Contrastive learning for feature aggregation in image-based cell profiling (on an AWS instance)

We propose a Deep Sets based method that learns the best way of aggregating single-cell feature data into a profile that better predicts a compound’s mechanism of action compared to average profiling. This is achieved by applying weakly supervised contrastive learning in a multiple instance learning setting. The proposed model provides a more accessible method for aggregating single-cell feature data than previous studies while significantly improving upon the average profiling baseline.

All of the scripts that were used to develop, train, and evaluate the model are shown here. The scripts for computing the figures can be found in the jupyter notebooks folder.

You can find more details in the FeatureAggregationManuscriptV1.pdf

To apply this method yourself on the LINCS dataset

First install required packages:

# If starting on an empty AWS EBS volume, otherwise ...
sudo su
mkdir ~/ebs_tmp/
cd ~/ebs_tmp
# ... start here 
sudo yum install git -y
sudo amazon-linux-extras install epel

Then clone this GitHub repo:

git clone https://github.com/broadinstitute/FeatureAggregation_single_cell.git

Configure AWS credentials

aws configure

enter credentials

Download the LINCS metadata

cd aws_scripts
git init
git remote add -f origin https://github.com/broadinstitute/lincs-cell-painting.git
git config core.sparseCheckout true
echo "metadata/platemaps/2016_04_01_a549_48hr_batch1/" >> .git/info/sparse-checkout
git pull origin master

# Download the repurposing info table to access perturbation names and MoA's (repurposing_info_long.tsv)
cd metadata/platemaps/2016_04_01_a549_48hr_batch1
curl -o repurposing_info_long.tsv https://raw.githubusercontent.com/broadinstitute/lincs-cell-painting/master/metadata/moa/repurposing_info_long.tsv

Setup conda environment

cd ..
conda update --all
conda create -n FAenv python=3.9 scipy=1.8 pytorch umap-learn pandas matplotlib seaborn pycytominer
conda activate FAenv
conda install datashader bokeh holoviews scikit-image colorcet 
pip install kneed sklearn pytorch-metric-learning wandb tabulate

conda env create -f environment.yml

Download and preprocess all LINCS plates from batch 1

edit the lincs_preprocessing_input.txt file, note that empty lines correspond to a False boolean:

p1: dataset name
p2: sqlite path
p3: metadata path
p4: barcode platemap filename
p5: boolean for subsample (used for developing code)
p6: boolean for only download dose point 10 and 3.33 uM
p7: path to aws commands text file (get_data_LINCS.txt)

possibly edit the get_data_LINCS.txt file to download a subset of the data with "nano /aws_scripts/get_data_LINCS.txt"

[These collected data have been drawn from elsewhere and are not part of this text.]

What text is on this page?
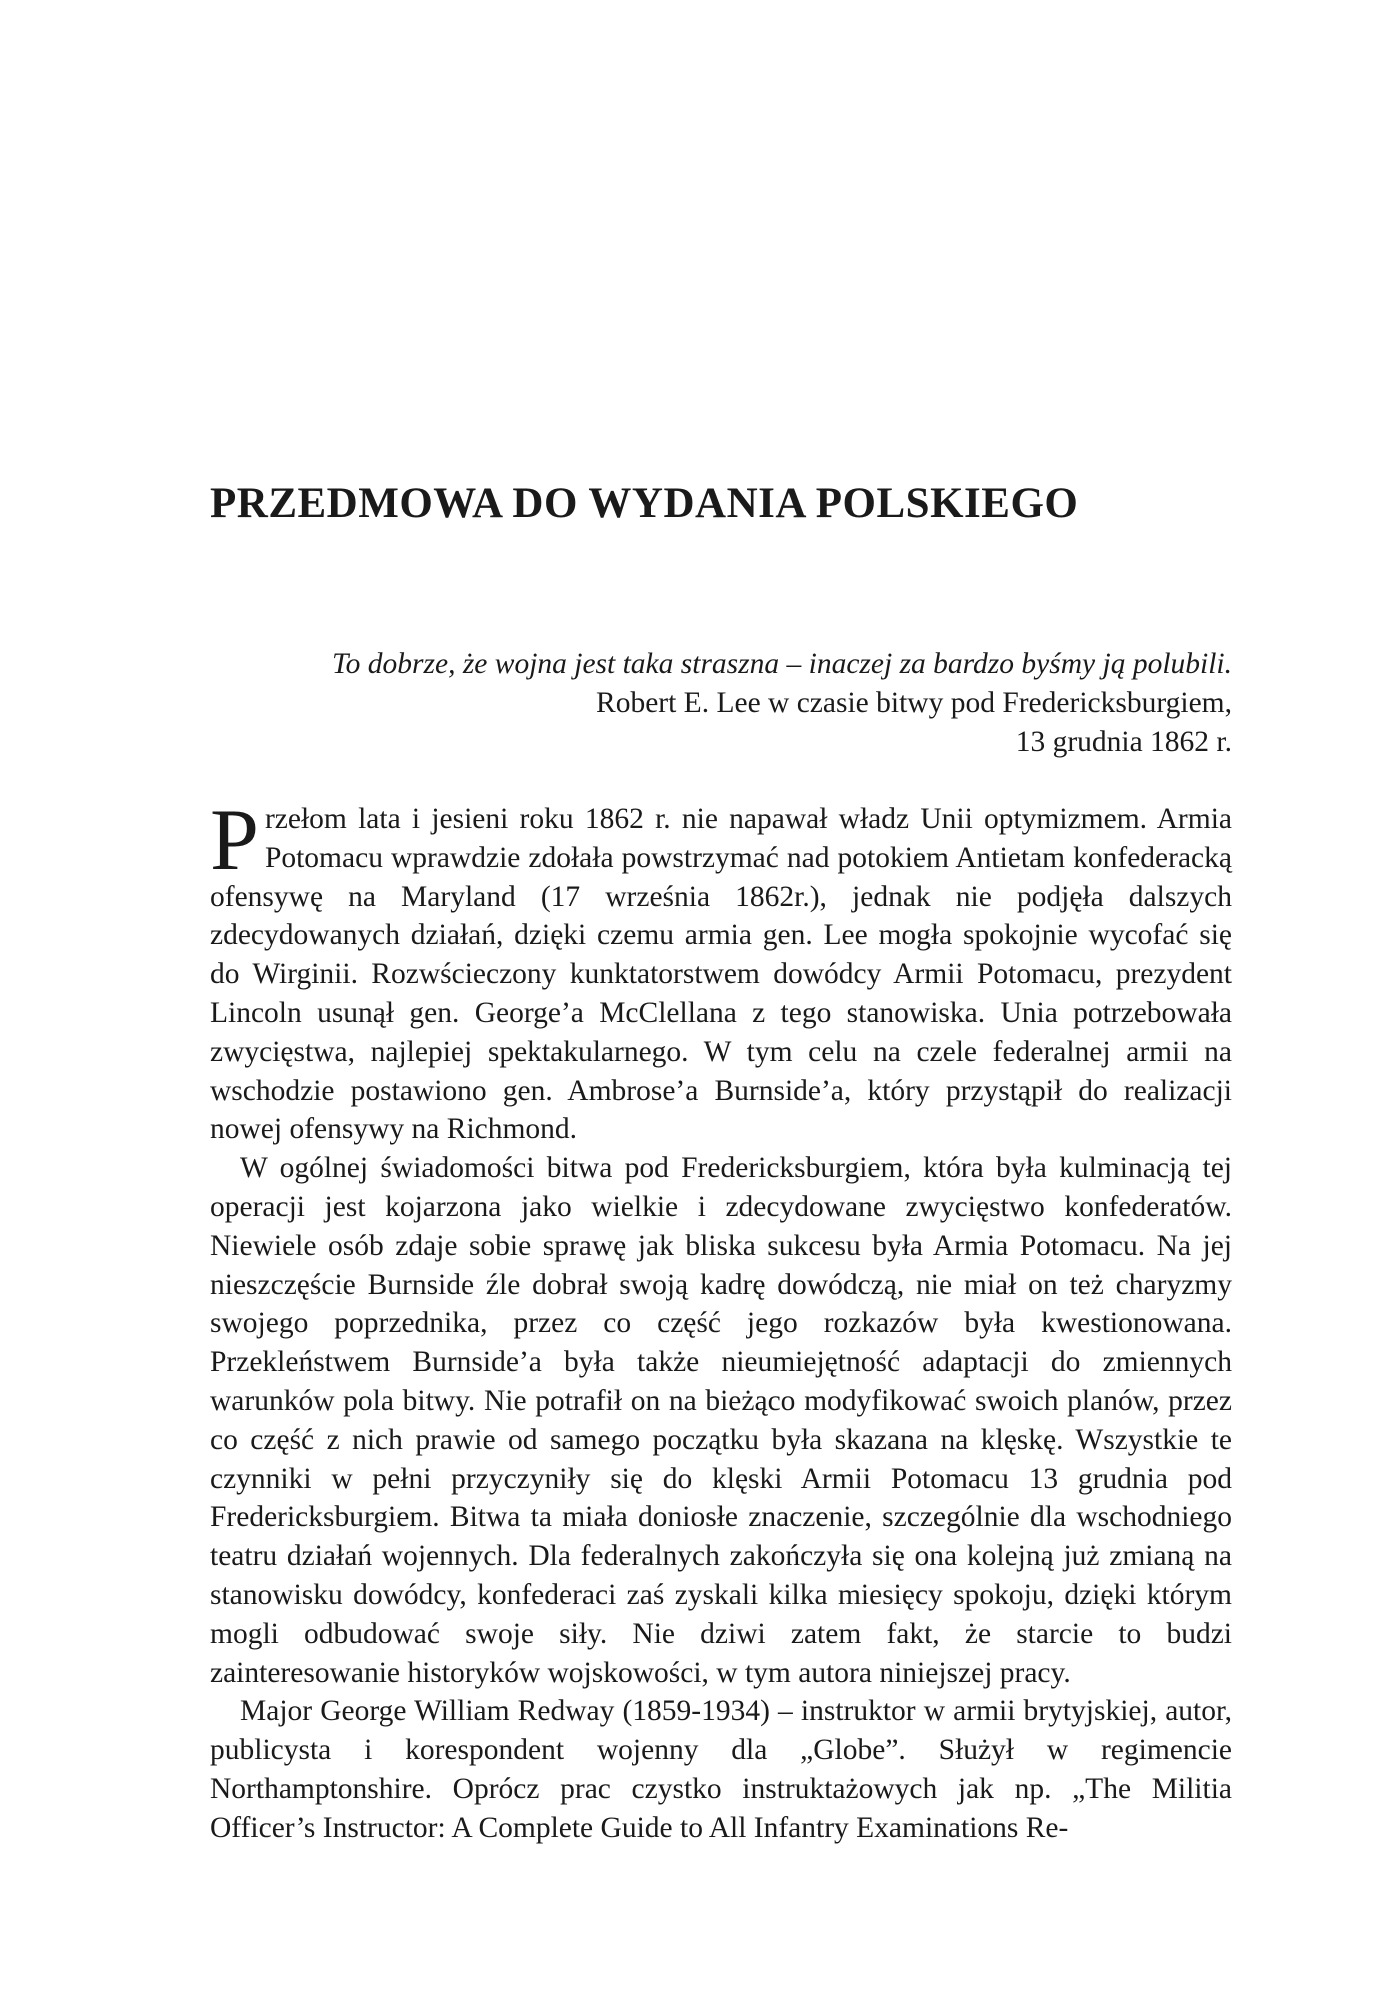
PRZEDMOWA DO WYDANIA POLSKIEGO
To dobrze, że wojna jest taka straszna – inaczej za bardzo byśmy ją polubili.
Robert E. Lee w czasie bitwy pod Fredericksburgiem,
13 grudnia 1862 r.

Przełom lata i jesieni roku 1862 r. nie napawał władz Unii optymizmem. Armia Potomacu wprawdzie zdołała powstrzymać nad potokiem Antietam konfederacką ofensywę na Maryland (17 września 1862r.), jednak nie podjęła dalszych zdecydowanych działań, dzięki czemu armia gen. Lee mogła spokojnie wycofać się do Wirginii. Rozwścieczony kunktatorstwem dowódcy Armii Potomacu, prezydent Lincoln usunął gen. George’a McClellana z tego stanowiska. Unia potrzebowała zwycięstwa, najlepiej spektakularnego. W tym celu na czele federalnej armii na wschodzie postawiono gen. Ambrose’a Burnside’a, który przystąpił do realizacji nowej ofensywy na Richmond.

W ogólnej świadomości bitwa pod Fredericksburgiem, która była kulminacją tej operacji jest kojarzona jako wielkie i zdecydowane zwycięstwo konfederatów. Niewiele osób zdaje sobie sprawę jak bliska sukcesu była Armia Potomacu. Na jej nieszczęście Burnside źle dobrał swoją kadrę dowódczą, nie miał on też charyzmy swojego poprzednika, przez co część jego rozkazów była kwestionowana. Przekleństwem Burnside’a była także nieumiejętność adaptacji do zmiennych warunków pola bitwy. Nie potrafił on na bieżąco modyfikować swoich planów, przez co część z nich prawie od samego początku była skazana na klęskę. Wszystkie te czynniki w pełni przyczyniły się do klęski Armii Potomacu 13 grudnia pod Fredericksburgiem. Bitwa ta miała doniosłe znaczenie, szczególnie dla wschodniego teatru działań wojennych. Dla federalnych zakończyła się ona kolejną już zmianą na stanowisku dowódcy, konfederaci zaś zyskali kilka miesięcy spokoju, dzięki którym mogli odbudować swoje siły. Nie dziwi zatem fakt, że starcie to budzi zainteresowanie historyków wojskowości, w tym autora niniejszej pracy.

Major George William Redway (1859-1934) – instruktor w armii brytyjskiej, autor, publicysta i korespondent wojenny dla „Globe”. Służył w regimencie Northamptonshire. Oprócz prac czystko instruktażowych jak np. „The Militia Officer’s Instructor: A Complete Guide to All Infantry Examinations Re-
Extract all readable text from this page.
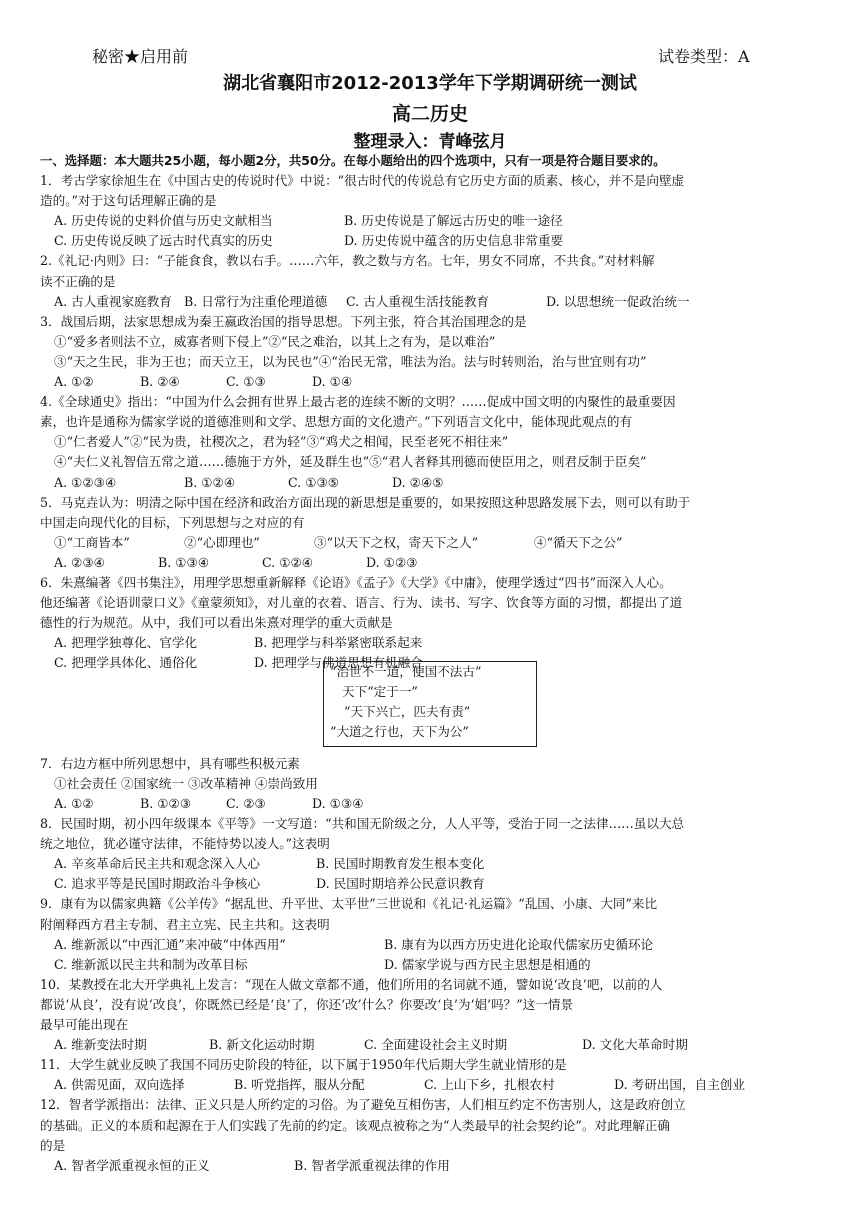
秘密★启用前	试卷类型：A
湖北省襄阳市2012-2013学年下学期调研统一测试
高二历史
整理录入：青峰弦月
一、选择题：本大题共25小题，每小题2分，共50分。在每小题给出的四个选项中，只有一项是符合题目要求的。
1．考古学家徐旭生在《中国古史的传说时代》中说：“很古时代的传说总有它历史方面的质素、核心，并不是向壁虚
造的。”对于这句话理解正确的是
A. 历史传说的史料价值与历史文献相当	B. 历史传说是了解远古历史的唯一途径
C. 历史传说反映了远古时代真实的历史	D. 历史传说中蕴含的历史信息非常重要
2.《礼记·内则》曰：“子能食食，教以右手。……六年，教之数与方名。七年，男女不同席，不共食。”对材料解
读不正确的是
A. 古人重视家庭教育 B. 日常行为注重伦理道德 C. 古人重视生活技能教育	D. 以思想统一促政治统一
3．战国后期，法家思想成为秦王嬴政治国的指导思想。下列主张，符合其治国理念的是
①“爱多者则法不立，威寡者则下侵上”②“民之难治，以其上之有为，是以难治”
③“天之生民，非为王也；而天立王，以为民也”④“治民无常，唯法为治。法与时转则治，治与世宜则有功”
A. ①②	B. ②④	C. ①③	D. ①④
4.《全球通史》指出：“中国为什么会拥有世界上最古老的连续不断的文明？……促成中国文明的内聚性的最重要因
素，也许是通称为儒家学说的道德准则和文学、思想方面的文化遗产。”下列语言文化中，能体现此观点的有
①“仁者爱人”②“民为贵，社稷次之，君为轻”③“鸡犬之相闻，民至老死不相往来”
④“夫仁义礼智信五常之道……德施于方外，延及群生也”⑤“君人者释其刑德而使臣用之，则君反制于臣矣”
A. ①②③④	B. ①②④	C. ①③⑤	D. ②④⑤
5．马克垚认为：明清之际中国在经济和政治方面出现的新思想是重要的，如果按照这种思路发展下去，则可以有助于
中国走向现代化的目标，下列思想与之对应的有
①“工商皆本”	②“心即理也”	③“以天下之权，寄天下之人”	④“循天下之公”
A. ②③④	B. ①③④	C. ①②④	D. ①②③
6．朱熹编著《四书集注》，用理学思想重新解释《论语》《孟子》《大学》《中庸》，使理学透过“四书”而深入人心。
他还编著《论语训蒙口义》《童蒙须知》，对儿童的衣着、语言、行为、读书、写字、饮食等方面的习惯，都提出了道
德性的行为规范。从中，我们可以看出朱熹对理学的重大贡献是
A. 把理学独尊化、官学化	B. 把理学与科举紧密联系起来
C. 把理学具体化、通俗化	D. 把理学与佛道思想有机融合
7．右边方框中所列思想中，具有哪些积极元素
①社会责任 ②国家统一 ③改革精神 ④崇尚致用
A. ①②	B. ①②③	C. ②③	D. ①③④
8．民国时期，初小四年级课本《平等》一文写道：“共和国无阶级之分，人人平等，受治于同一之法律……虽以大总
统之地位，犹必谨守法律，不能恃势以凌人。”这表明
A. 辛亥革命后民主共和观念深入人心	B. 民国时期教育发生根本变化
C. 追求平等是民国时期政治斗争核心	D. 民国时期培养公民意识教育
9．康有为以儒家典籍《公羊传》“据乱世、升平世、太平世”三世说和《礼记·礼运篇》“乱国、小康、大同”来比
附阐释西方君主专制、君主立宪、民主共和。这表明
A. 维新派以“中西汇通”来冲破“中体西用”	B. 康有为以西方历史进化论取代儒家历史循环论
C. 维新派以民主共和制为改革目标	D. 儒家学说与西方民主思想是相通的
10．某教授在北大开学典礼上发言：“现在人做文章都不通，他们所用的名词就不通，譬如说‘改良’吧，以前的人
都说‘从良’，没有说‘改良’，你既然已经是‘良’了，你还‘改’什么？你要改‘良’为‘娼’吗？”这一情景
最早可能出现在
A. 维新变法时期	B. 新文化运动时期	C. 全面建设社会主义时期	D. 文化大革命时期
11．大学生就业反映了我国不同历史阶段的特征，以下属于1950年代后期大学生就业情形的是
A. 供需见面，双向选择	B. 听党指挥，服从分配	C. 上山下乡，扎根农村	D. 考研出国，自主创业
12．智者学派指出：法律、正义只是人所约定的习俗。为了避免互相伤害，人们相互约定不伤害别人，这是政府创立
的基础。正义的本质和起源在于人们实践了先前的约定。该观点被称之为“人类最早的社会契约论”。对此理解正确
的是
A. 智者学派重视永恒的正义	B. 智者学派重视法律的作用
“治世不一道，便国不法古”
天下“定于一”
“天下兴亡，匹夫有责”
“大道之行也，天下为公”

python Preprocess_LINCS.py @script_input_files/lincs_preprocessing_input.txt

Train the feature aggregation model on the preprocessed plates

modify the "script_input_files/main_LINCS_input.txt" file to the hyperparameters that you want to use:

p1: metadata path
p2: wandb mode parameter
p3: number of input features model
p4: learning rate
p5: epochs
p6: number of sets per compound type
p7: batch size (note: true batch size = p6*p7)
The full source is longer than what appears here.